Cox, vice president of the Royal College of Nursing in the United Kingdom, has become one of Britain’s most outspoken advocates for human rights. For the last three decades, Cox has tirelessly fought for the neglected and oppressed across the globe, which includes the transformation of the former Soviet Union policies for orphaned and abandoned children from institutions to foster family care. She also served the Armenians after an attempted ethnic genocide in Nagorno-Karabakh.
In 1991, Azerbaijan’s policy of ethnic cleansing began with 150,000 Armenians being forced to fight for their right to live in their homeland. Cox wrote about her experience in Nagorno-Karabakh, describing a one-time paradise turning into hell. Azeri soldiers butchered and burned villagers, took 100 women and children as hostages, and looted and set fire to homes. She arrived to find smoldering homes, decapitated corpses and charred remains among the shocked survivors.

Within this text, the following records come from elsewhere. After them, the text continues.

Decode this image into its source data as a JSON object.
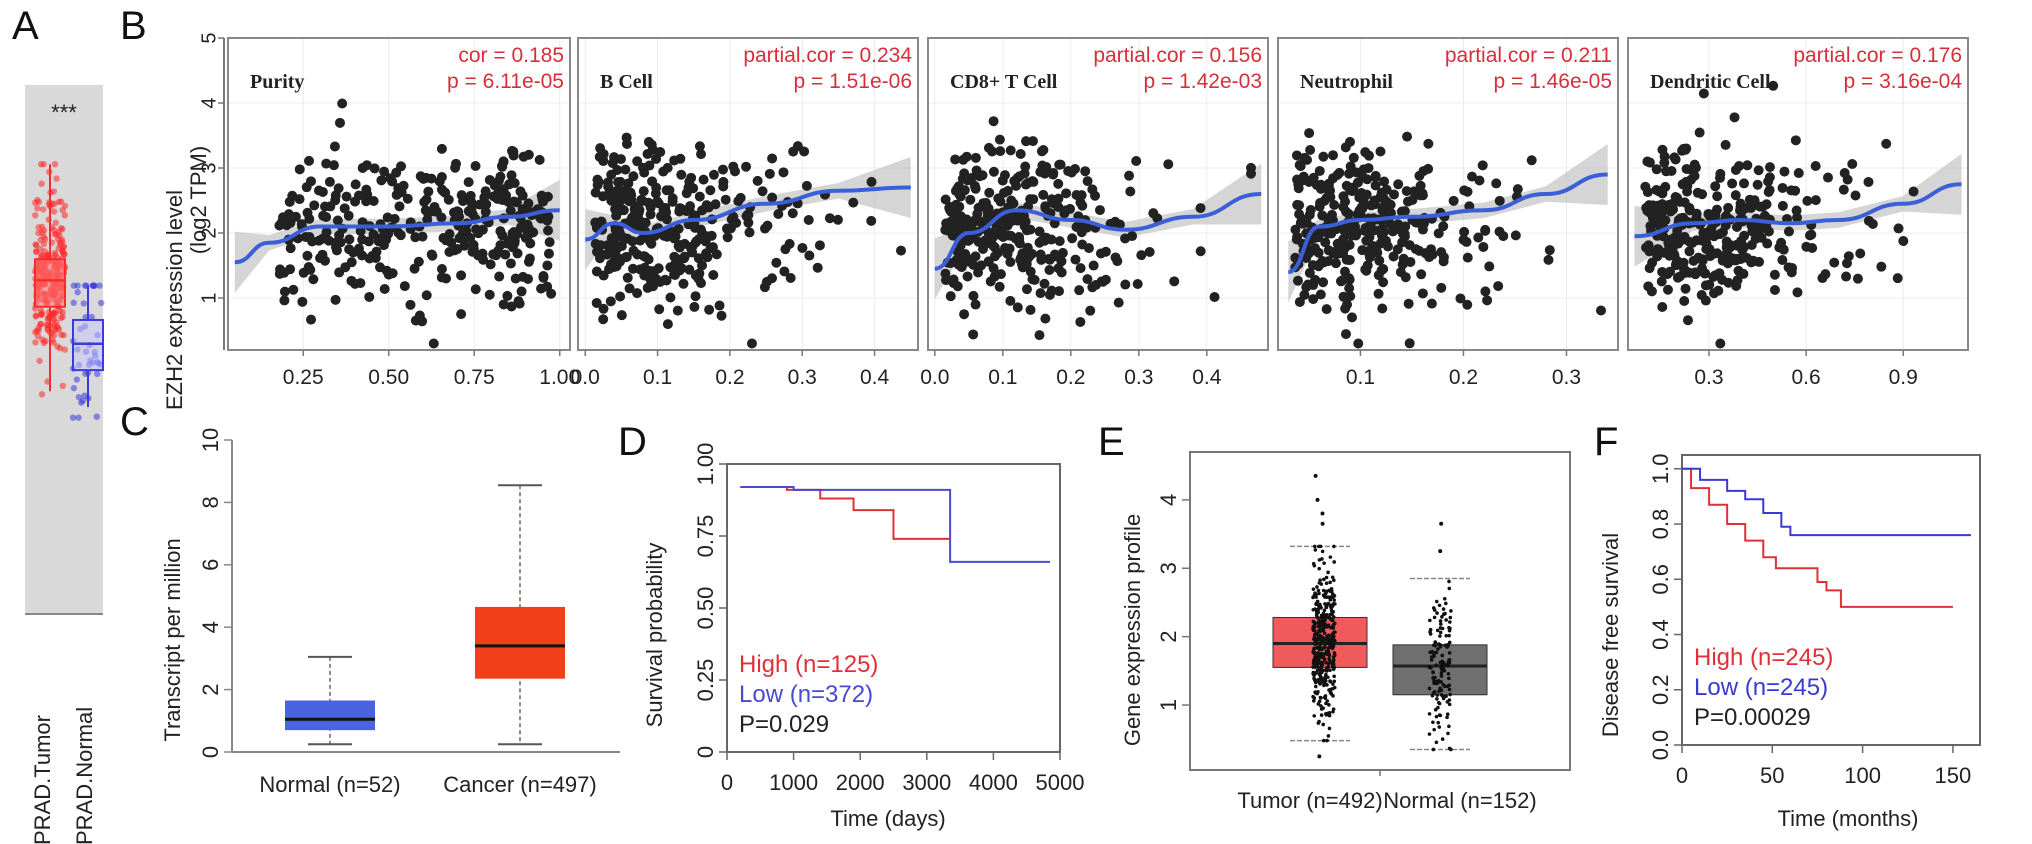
{
  "panel_labels": {
    "A": "A",
    "B": "B",
    "C": "C",
    "D": "D",
    "E": "E",
    "F": "F"
  },
  "chart_data": [
    {
      "id": "A",
      "type": "box",
      "title": "",
      "annotation": "***",
      "categories": [
        "PRAD.Tumor",
        "PRAD.Normal"
      ],
      "colors": {
        "PRAD.Tumor": "#ff2a2a",
        "PRAD.Normal": "#3a3ae0",
        "background": "#d9d9d9"
      },
      "box_stats_relative": [
        {
          "name": "PRAD.Tumor",
          "q1": 0.58,
          "median": 0.63,
          "q3": 0.67,
          "min": 0.42,
          "max": 0.85
        },
        {
          "name": "PRAD.Normal",
          "q1": 0.46,
          "median": 0.51,
          "q3": 0.555,
          "min": 0.39,
          "max": 0.62
        }
      ]
    },
    {
      "id": "B",
      "type": "scatter",
      "ylabel": "EZH2 expression level\n(log2 TPM)",
      "ylabel_line1": "EZH2 expression level",
      "ylabel_line2": "(log2 TPM)",
      "ylim": [
        0.2,
        5.0
      ],
      "yticks": [
        1,
        2,
        3,
        4,
        5
      ],
      "point_color": "#222222",
      "fit_color": "#3a5fd9",
      "ci_color": "#bfbfbf",
      "corr_color": "#d62f3a",
      "facets": [
        {
          "title": "Purity",
          "stat_label": "cor = 0.185",
          "p_label": "p = 6.11e-05",
          "xlim": [
            0.03,
            1.03
          ],
          "xticks": [
            "0.25",
            "0.50",
            "0.75",
            "1.00"
          ],
          "xtick_values": [
            0.25,
            0.5,
            0.75,
            1.0
          ],
          "fit": [
            [
              0.05,
              1.55
            ],
            [
              0.15,
              1.85
            ],
            [
              0.3,
              2.1
            ],
            [
              0.5,
              2.1
            ],
            [
              0.7,
              2.15
            ],
            [
              0.85,
              2.25
            ],
            [
              1.0,
              2.35
            ]
          ]
        },
        {
          "title": "B Cell",
          "stat_label": "partial.cor = 0.234",
          "p_label": "p = 1.51e-06",
          "xlim": [
            -0.01,
            0.46
          ],
          "xticks": [
            "0.0",
            "0.1",
            "0.2",
            "0.3",
            "0.4"
          ],
          "xtick_values": [
            0,
            0.1,
            0.2,
            0.3,
            0.4
          ],
          "fit": [
            [
              0.0,
              1.9
            ],
            [
              0.04,
              2.15
            ],
            [
              0.08,
              2.0
            ],
            [
              0.15,
              2.2
            ],
            [
              0.25,
              2.45
            ],
            [
              0.35,
              2.65
            ],
            [
              0.45,
              2.7
            ]
          ]
        },
        {
          "title": "CD8+ T Cell",
          "stat_label": "partial.cor = 0.156",
          "p_label": "p = 1.42e-03",
          "xlim": [
            -0.01,
            0.49
          ],
          "xticks": [
            "0.0",
            "0.1",
            "0.2",
            "0.3",
            "0.4"
          ],
          "xtick_values": [
            0,
            0.1,
            0.2,
            0.3,
            0.4
          ],
          "fit": [
            [
              0.0,
              1.45
            ],
            [
              0.05,
              2.0
            ],
            [
              0.12,
              2.35
            ],
            [
              0.2,
              2.2
            ],
            [
              0.28,
              2.05
            ],
            [
              0.38,
              2.25
            ],
            [
              0.48,
              2.6
            ]
          ]
        },
        {
          "title": "Neutrophil",
          "stat_label": "partial.cor = 0.211",
          "p_label": "p = 1.46e-05",
          "xlim": [
            0.02,
            0.35
          ],
          "xticks": [
            "0.1",
            "0.2",
            "0.3"
          ],
          "xtick_values": [
            0.1,
            0.2,
            0.3
          ],
          "fit": [
            [
              0.03,
              1.4
            ],
            [
              0.06,
              2.1
            ],
            [
              0.1,
              2.2
            ],
            [
              0.15,
              2.25
            ],
            [
              0.22,
              2.35
            ],
            [
              0.28,
              2.6
            ],
            [
              0.34,
              2.9
            ]
          ]
        },
        {
          "title": "Dendritic Cell",
          "stat_label": "partial.cor = 0.176",
          "p_label": "p = 3.16e-04",
          "xlim": [
            0.05,
            1.1
          ],
          "xticks": [
            "0.3",
            "0.6",
            "0.9"
          ],
          "xtick_values": [
            0.3,
            0.6,
            0.9
          ],
          "fit": [
            [
              0.07,
              1.95
            ],
            [
              0.25,
              2.15
            ],
            [
              0.4,
              2.2
            ],
            [
              0.55,
              2.15
            ],
            [
              0.7,
              2.2
            ],
            [
              0.9,
              2.45
            ],
            [
              1.08,
              2.75
            ]
          ]
        }
      ]
    },
    {
      "id": "C",
      "type": "box",
      "ylabel": "Transcript per million",
      "ylim": [
        0,
        10
      ],
      "yticks": [
        0,
        2,
        4,
        6,
        8,
        10
      ],
      "categories": [
        "Normal (n=52)",
        "Cancer (n=497)"
      ],
      "boxes": [
        {
          "name": "Normal (n=52)",
          "min": 0.25,
          "q1": 0.7,
          "median": 1.05,
          "q3": 1.65,
          "max": 3.05,
          "color": "#4a64e0"
        },
        {
          "name": "Cancer (n=497)",
          "min": 0.25,
          "q1": 2.35,
          "median": 3.4,
          "q3": 4.65,
          "max": 8.55,
          "color": "#f0401a"
        }
      ]
    },
    {
      "id": "D",
      "type": "line",
      "subtype": "kaplan-meier",
      "xlabel": "Time (days)",
      "ylabel": "Survival probability",
      "xlim": [
        0,
        5000
      ],
      "ylim": [
        0,
        1
      ],
      "xticks": [
        0,
        1000,
        2000,
        3000,
        4000,
        5000
      ],
      "yticks": [
        "0",
        "0.25",
        "0.50",
        "0.75",
        "1.00"
      ],
      "ytick_values": [
        0,
        0.25,
        0.5,
        0.75,
        1.0
      ],
      "series": [
        {
          "name": "High (n=125)",
          "color": "#e0303a",
          "steps": [
            [
              200,
              0.92
            ],
            [
              900,
              0.91
            ],
            [
              1400,
              0.88
            ],
            [
              1900,
              0.84
            ],
            [
              2500,
              0.74
            ],
            [
              3350,
              0.74
            ]
          ]
        },
        {
          "name": "Low (n=372)",
          "color": "#4a4ad0",
          "steps": [
            [
              200,
              0.92
            ],
            [
              1000,
              0.91
            ],
            [
              3350,
              0.91
            ],
            [
              3350,
              0.66
            ],
            [
              4850,
              0.66
            ]
          ]
        }
      ],
      "legend": [
        {
          "label": "High (n=125)",
          "color": "#e0303a"
        },
        {
          "label": "Low (n=372)",
          "color": "#4a4ad0"
        },
        {
          "label": "P=0.029",
          "color": "#222222"
        }
      ],
      "legend_position": "bottom-left"
    },
    {
      "id": "E",
      "type": "box",
      "ylabel": "Gene expression profile",
      "ylim": [
        0.05,
        4.7
      ],
      "yticks": [
        1,
        2,
        3,
        4
      ],
      "categories": [
        "Tumor (n=492)",
        "Normal (n=152)"
      ],
      "boxes": [
        {
          "name": "Tumor (n=492)",
          "min": 0.48,
          "q1": 1.55,
          "median": 1.9,
          "q3": 2.28,
          "max": 3.32,
          "color": "#f05a5a",
          "outliers": [
            4.35,
            4.0,
            3.8,
            3.65,
            0.25
          ]
        },
        {
          "name": "Normal (n=152)",
          "min": 0.35,
          "q1": 1.15,
          "median": 1.57,
          "q3": 1.88,
          "max": 2.85,
          "color": "#707070",
          "outliers": [
            3.65,
            3.25
          ]
        }
      ]
    },
    {
      "id": "F",
      "type": "line",
      "subtype": "kaplan-meier",
      "xlabel": "Time (months)",
      "ylabel": "Disease free survival",
      "xlim": [
        0,
        165
      ],
      "ylim": [
        0,
        1.05
      ],
      "xticks": [
        0,
        50,
        100,
        150
      ],
      "yticks": [
        "0.0",
        "0.2",
        "0.4",
        "0.6",
        "0.8",
        "1.0"
      ],
      "ytick_values": [
        0,
        0.2,
        0.4,
        0.6,
        0.8,
        1.0
      ],
      "series": [
        {
          "name": "High (n=245)",
          "color": "#e0303a",
          "steps": [
            [
              0,
              1.0
            ],
            [
              5,
              0.93
            ],
            [
              15,
              0.87
            ],
            [
              25,
              0.8
            ],
            [
              35,
              0.74
            ],
            [
              45,
              0.68
            ],
            [
              52,
              0.64
            ],
            [
              68,
              0.64
            ],
            [
              75,
              0.59
            ],
            [
              80,
              0.56
            ],
            [
              88,
              0.55
            ],
            [
              88,
              0.5
            ],
            [
              150,
              0.5
            ]
          ]
        },
        {
          "name": "Low (n=245)",
          "color": "#3a3ad0",
          "steps": [
            [
              0,
              1.0
            ],
            [
              10,
              0.96
            ],
            [
              25,
              0.92
            ],
            [
              35,
              0.89
            ],
            [
              45,
              0.84
            ],
            [
              55,
              0.79
            ],
            [
              60,
              0.76
            ],
            [
              160,
              0.76
            ]
          ]
        }
      ],
      "legend": [
        {
          "label": "High (n=245)",
          "color": "#e0303a"
        },
        {
          "label": "Low (n=245)",
          "color": "#3a3ad0"
        },
        {
          "label": "P=0.00029",
          "color": "#222222"
        }
      ],
      "legend_position": "bottom-left"
    }
  ]
}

Cox has conducted more than a dozen perilous humanitarian efforts in war-torn and devastated countries and is credited with saving hundreds of lives through the food and medicines she provided. She has fought to abolish modern day slavery in many African countries including Sudan, Nigeria and Uganda. Her missions have also benefited various people in the jungles of Burma as well as those suffering in Indonesia and North Korea.

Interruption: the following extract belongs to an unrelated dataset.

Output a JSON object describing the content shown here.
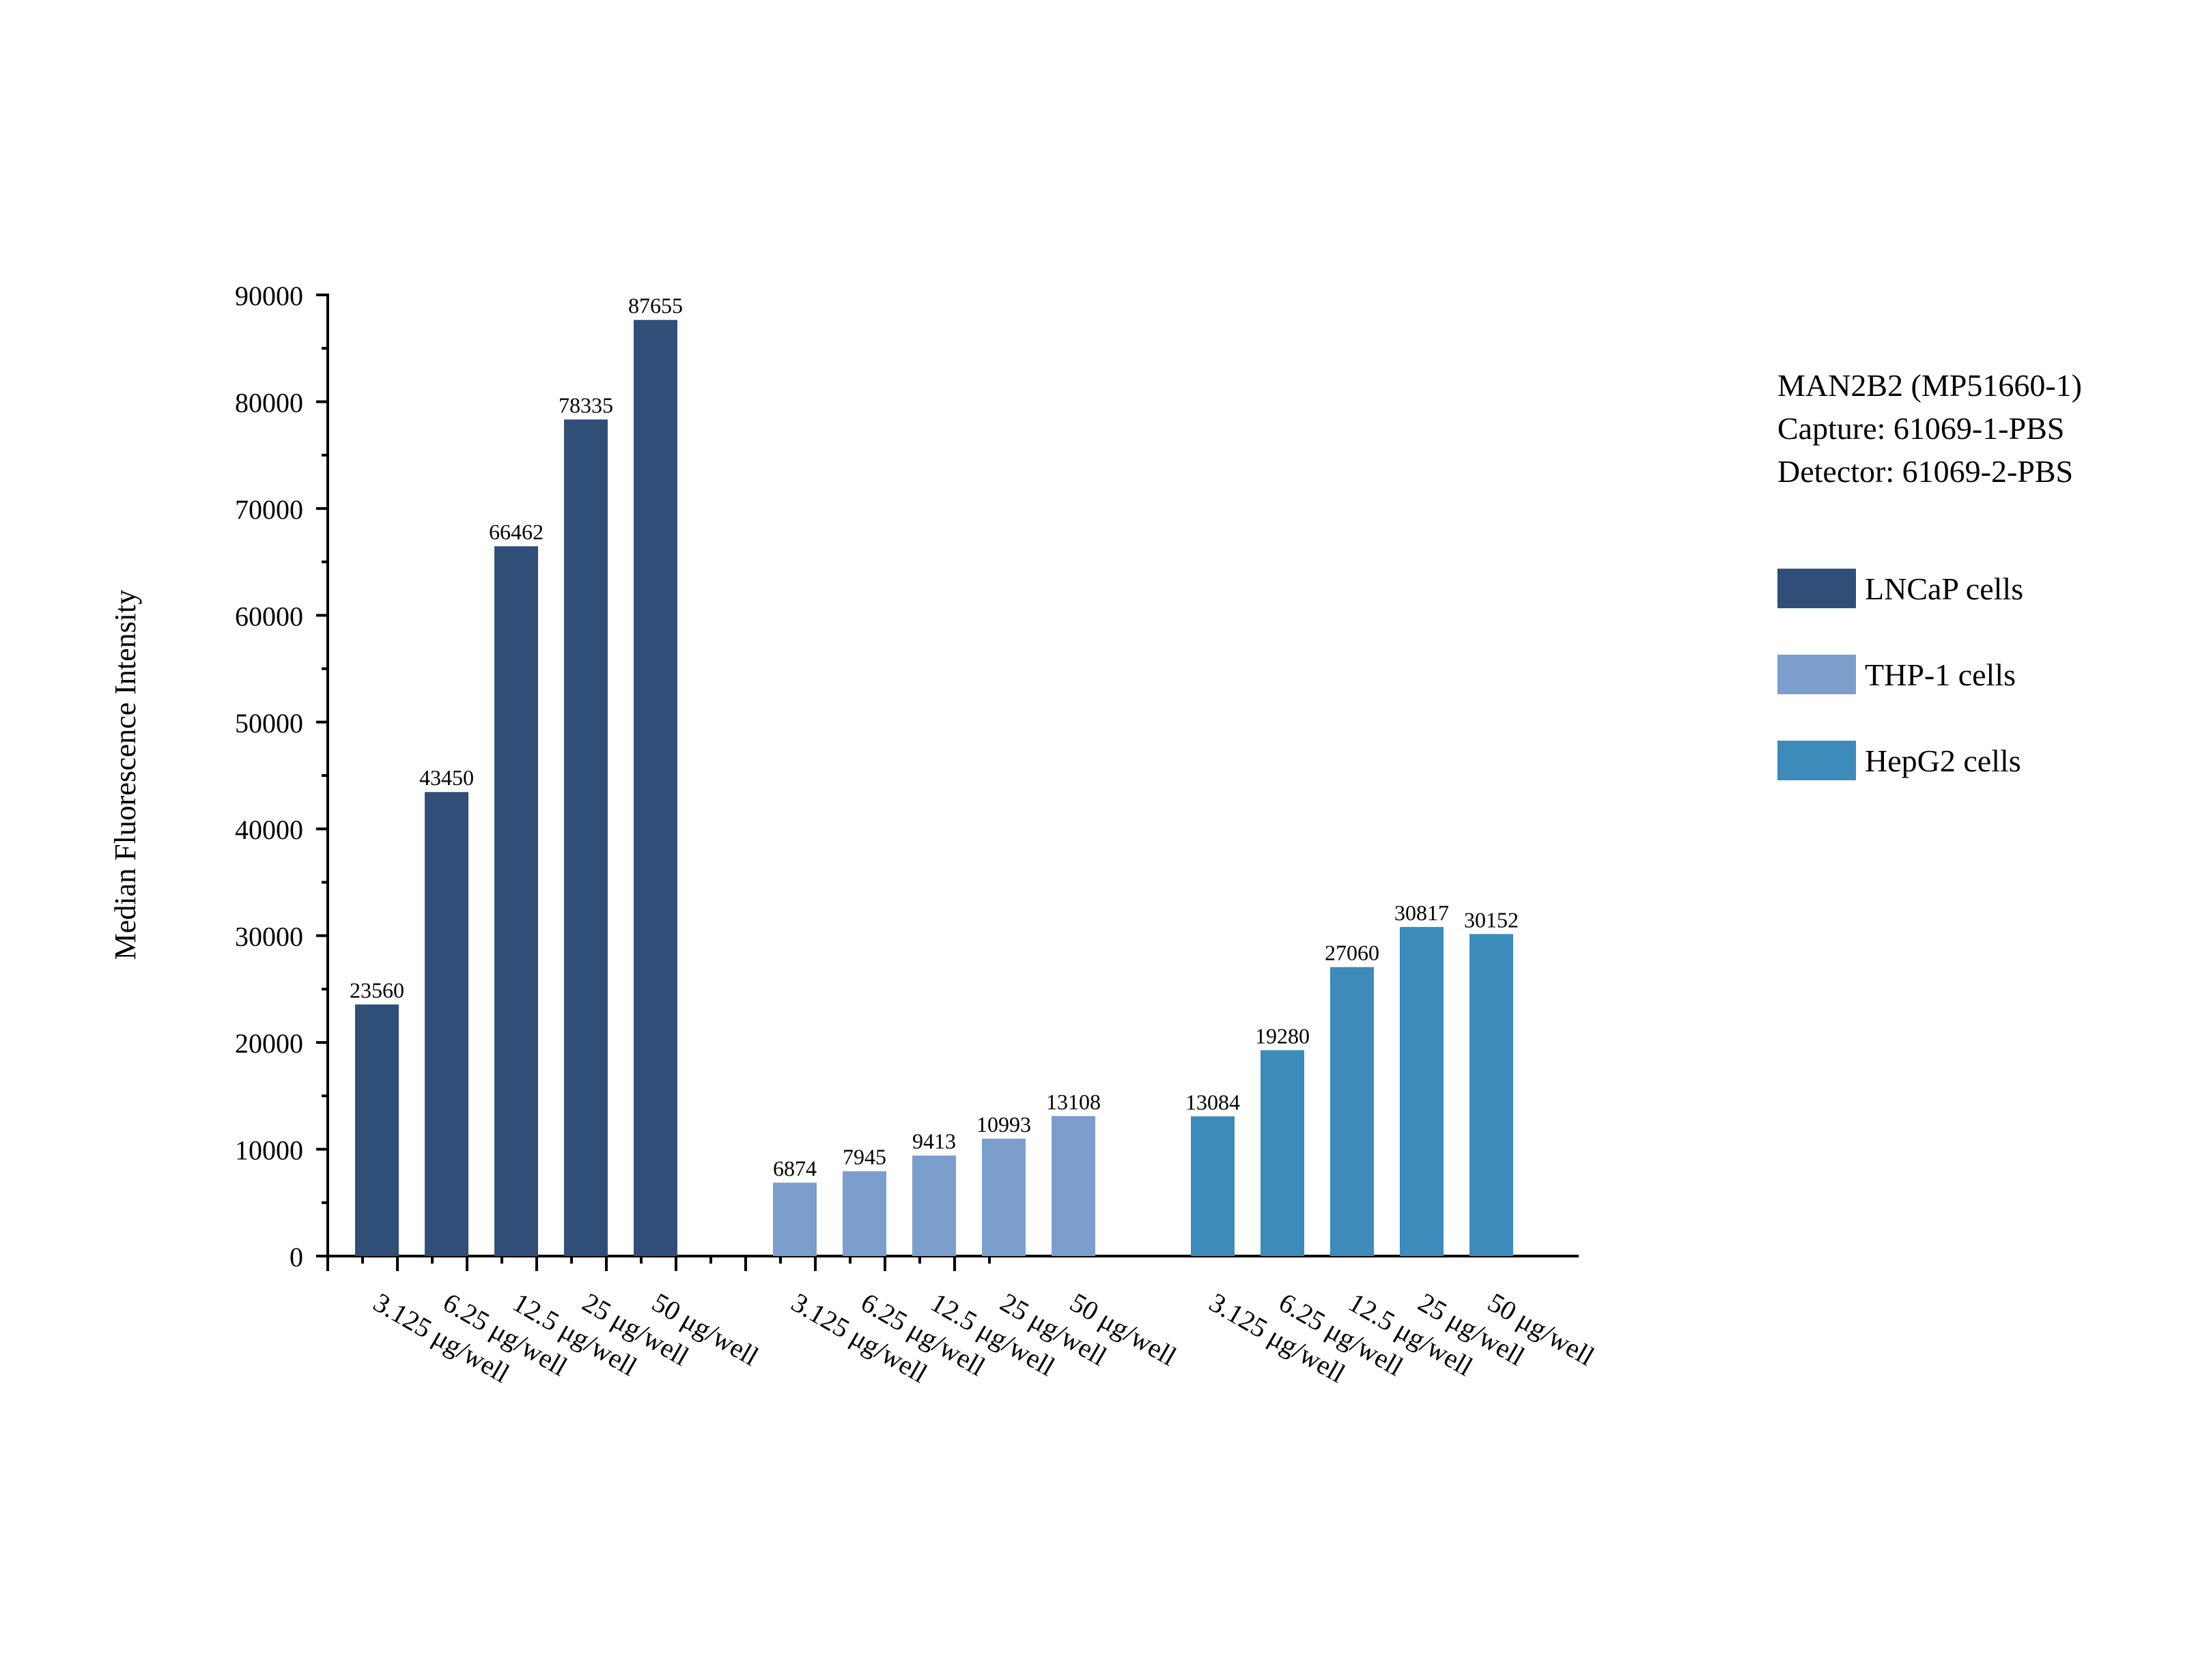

Cox is Chief Executive of Humanitarian Aid Relief Trust (HART), serves as a non-executive director of the Siberian Medical University and has been a trustee of Medical Emergency Relief International (MERLIN).
Because of her unceasing efforts to improve the human condition, she has been nominated as a candidate for the Nobel Peace Prize. Cox will share her experiences of these forgotten people in her May 9 presentation at Meadow Brook Theater on the campus of Oakland University.